My Cold, My Mobility, My Pain, My Menopause
Writer Author April Boyer
- Fiction No
"My cold is the worst in history. I was sick in bed and couldn't move for days." This has been heard in our house. Jack's cold, of course, could not possibly be as bad or as debilitating as my own cold.
"My hot flashes are driving me crazy! Stay out of my way!" Jack could not be expected to respond in this.
"My mobility is so poor today." My pain is keeping me down." These were also statements that were overheard.
I'd have to pinch myself when making such a statement, and ask: "Who am I?"
Am I the sum of my parts, or worse - the package of my complaints, real or imagined?
I'd hate to think that I AM the fibro-myalgia, the arthritis, the diabetes, the IBS, the menopause. I'd hate to think that I AM the slow moving, creaking, pained or cranky creature.
Nor do I want to sound like I own those ailments! It is not my fibro-myalgia, it is not my arthritis., it is certainly not my menopause. I certainly don't want to lay claim to any of these problems. However, that's what I'm doing.
It is my attitude that others see. It is my attitude that determines how I handle these issues. It is my attitude that, ultimately, says who I am.
I know that there are many and varied disabling and painful conditions in this world, that are far worse than mine. I cannot presume that you, in your situation, will be made better, or lighter, or different by your attitude. Yet, it is our spirit and our heart's responses that determine who we are.
A friend has a disease that re-introduces itself in its worst form as she grows older.
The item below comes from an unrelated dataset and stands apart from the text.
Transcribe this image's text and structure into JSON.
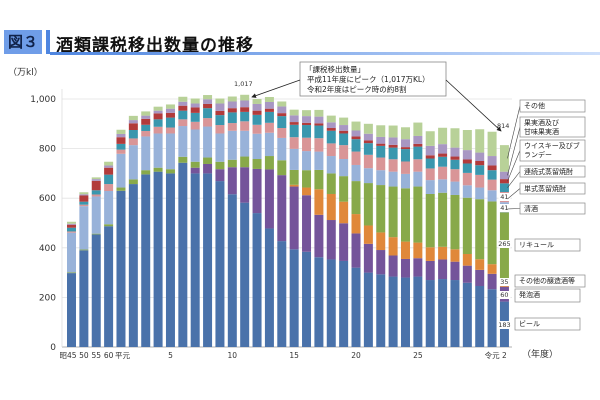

It takes her hours to get up in the morning and just accomplish her personal needs, a few small tasks, and then get ready for supper. I received her Christmas letter, which was unlike most that I had seen, or written. I did not read about Gretchen the polio victim. I read about acquaintances, about their prayer needs, about a bible study and the young palsy victim to whom she was able to minister. I read about Gretchen's adventures in her wheel chair outings- though small in my eyes, were amazing and great accomplishments in her own. I read about books and movies she'd enjoyed, and the failed recipe she and her father laughed over.
In other words, I had a look at Gretchen, her life, the people who touched her, and how she'd spent Christmas. Never once did I see Gretchen's polio. It was there, in her slow movements and the treasured moments that actually took hours. It was evident in her medical limitations. But I did not see them in her letter.
At a gathering some time ago, Gretchen was presented to several unknown visitors. She was pointed out across the room not as the lady in the wheelchair. She was introduced as the silver-haired lady with the bright smile, the lady with the small, expressive hands.
I hope to be introduced to someone as the lady with the flashy hair, the smiling eyes, the subtle sense of humor, the pen and pad in her hand. I want to be known more as the lady who has a heart for Jesus and for others. I am determined not to be that lady with the cold, the lady with the arthritis, or the lady with the sharp temper (aka hot flashes). They are not mine, and they are not me. I hope no-one mistakes me for that lady.
Who are you?
2Cr 12:9 And he said unto me, My grace is sufficient for thee: for my strength is made perfect in weakness. Most gladly therefore will I rather glory in my infirmities, that the power of Christ may rest upon me.